/smhdd_network

Network analysis for Statistical Methods for High Dimensional Data course

Primary LanguageHTMLMIT LicenseMIT

smhdd_network

Network analysis for Statistical Methods for High Dimensional Data course

Dataset

Dataset of users and their friends has been retrieved through Twitter APIs. Users are, in this case, 200 Universities all around the world, selected among the best ones in year 2019 arrocding to roundranking.com. Specifically, the dataset has been downloaded from here.

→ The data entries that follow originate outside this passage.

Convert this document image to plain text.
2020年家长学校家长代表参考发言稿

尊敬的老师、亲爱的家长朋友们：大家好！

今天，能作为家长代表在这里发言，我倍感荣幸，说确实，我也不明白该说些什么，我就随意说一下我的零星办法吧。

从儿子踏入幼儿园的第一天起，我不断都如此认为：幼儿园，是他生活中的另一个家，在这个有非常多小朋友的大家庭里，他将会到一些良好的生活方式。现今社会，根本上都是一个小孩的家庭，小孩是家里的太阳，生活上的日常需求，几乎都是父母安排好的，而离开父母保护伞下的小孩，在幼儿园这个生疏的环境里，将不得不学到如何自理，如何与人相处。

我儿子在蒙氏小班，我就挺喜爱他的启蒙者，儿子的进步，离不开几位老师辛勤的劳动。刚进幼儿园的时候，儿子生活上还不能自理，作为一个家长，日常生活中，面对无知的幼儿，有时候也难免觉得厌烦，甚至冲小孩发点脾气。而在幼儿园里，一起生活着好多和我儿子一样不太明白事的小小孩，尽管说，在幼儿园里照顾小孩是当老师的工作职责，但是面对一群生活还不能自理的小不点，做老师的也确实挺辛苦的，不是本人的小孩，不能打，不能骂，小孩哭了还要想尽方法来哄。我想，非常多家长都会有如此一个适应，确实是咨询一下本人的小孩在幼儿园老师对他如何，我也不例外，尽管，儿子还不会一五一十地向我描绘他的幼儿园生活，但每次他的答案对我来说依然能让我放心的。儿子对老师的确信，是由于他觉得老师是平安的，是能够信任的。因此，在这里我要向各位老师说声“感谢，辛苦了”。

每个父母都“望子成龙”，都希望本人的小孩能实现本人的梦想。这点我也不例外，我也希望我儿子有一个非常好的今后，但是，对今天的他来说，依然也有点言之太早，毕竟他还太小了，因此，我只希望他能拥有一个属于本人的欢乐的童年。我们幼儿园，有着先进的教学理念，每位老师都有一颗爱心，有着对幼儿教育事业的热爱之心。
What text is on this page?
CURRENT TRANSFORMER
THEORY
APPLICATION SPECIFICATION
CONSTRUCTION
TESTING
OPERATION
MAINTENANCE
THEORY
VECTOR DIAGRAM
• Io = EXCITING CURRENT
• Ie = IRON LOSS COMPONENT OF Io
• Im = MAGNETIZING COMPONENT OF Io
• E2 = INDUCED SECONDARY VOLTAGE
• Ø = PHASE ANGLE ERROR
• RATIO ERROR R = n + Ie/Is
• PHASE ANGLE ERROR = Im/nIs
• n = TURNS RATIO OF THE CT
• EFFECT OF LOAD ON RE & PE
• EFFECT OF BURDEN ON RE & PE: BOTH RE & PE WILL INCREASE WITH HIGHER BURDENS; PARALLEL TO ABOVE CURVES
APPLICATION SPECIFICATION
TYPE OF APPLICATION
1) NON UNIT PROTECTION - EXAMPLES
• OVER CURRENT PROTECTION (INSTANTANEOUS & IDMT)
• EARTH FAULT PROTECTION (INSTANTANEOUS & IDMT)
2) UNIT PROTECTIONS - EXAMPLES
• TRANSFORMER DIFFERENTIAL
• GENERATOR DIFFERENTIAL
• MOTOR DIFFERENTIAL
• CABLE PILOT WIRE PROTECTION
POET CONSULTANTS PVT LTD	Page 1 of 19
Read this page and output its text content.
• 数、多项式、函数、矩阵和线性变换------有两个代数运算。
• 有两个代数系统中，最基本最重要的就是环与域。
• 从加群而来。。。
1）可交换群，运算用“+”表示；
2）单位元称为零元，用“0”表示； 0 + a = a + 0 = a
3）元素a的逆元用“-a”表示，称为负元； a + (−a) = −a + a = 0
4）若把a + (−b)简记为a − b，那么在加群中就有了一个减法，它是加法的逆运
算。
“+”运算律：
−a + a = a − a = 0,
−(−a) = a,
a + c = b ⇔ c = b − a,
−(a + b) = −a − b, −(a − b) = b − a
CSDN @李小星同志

Dataset is arranged in a relational manner in two tables:

  1. Users
    1. id (character): it is the unique identifier of the urser
    2. screen_name (character): it is the unique name of the user, which appears on its Twitter page
    3. location (character): describes users location, if available
    4. url (character): url to user's web page, if available
    5. description (character): description of the user, if available
    6. protected (logical): does the user have a protected (i.e. not public) profile? yes/no
    7. verified (logical): does the user have a verified profile? yes/no
    8. followers_count (numeric): number of followers, at the moment when the user has been retrieved
    9. friends_count (numeric): number of friends (i.e. followerd users), at the moment when the user has been retrieved
  2. Friendship
    1. from (character): id of the user which has the friend
    2. to (character): firend of the user

Note that for every user, all their friends have been downloaded, since the APIs mada available from Twitter do not allow to filter them a priori.This means that there are much more ids in friendship with respect to the ones in the user table. Hence, inner join operator must be used on the friendship and the users table, in order to obtain friendship among users of interest only.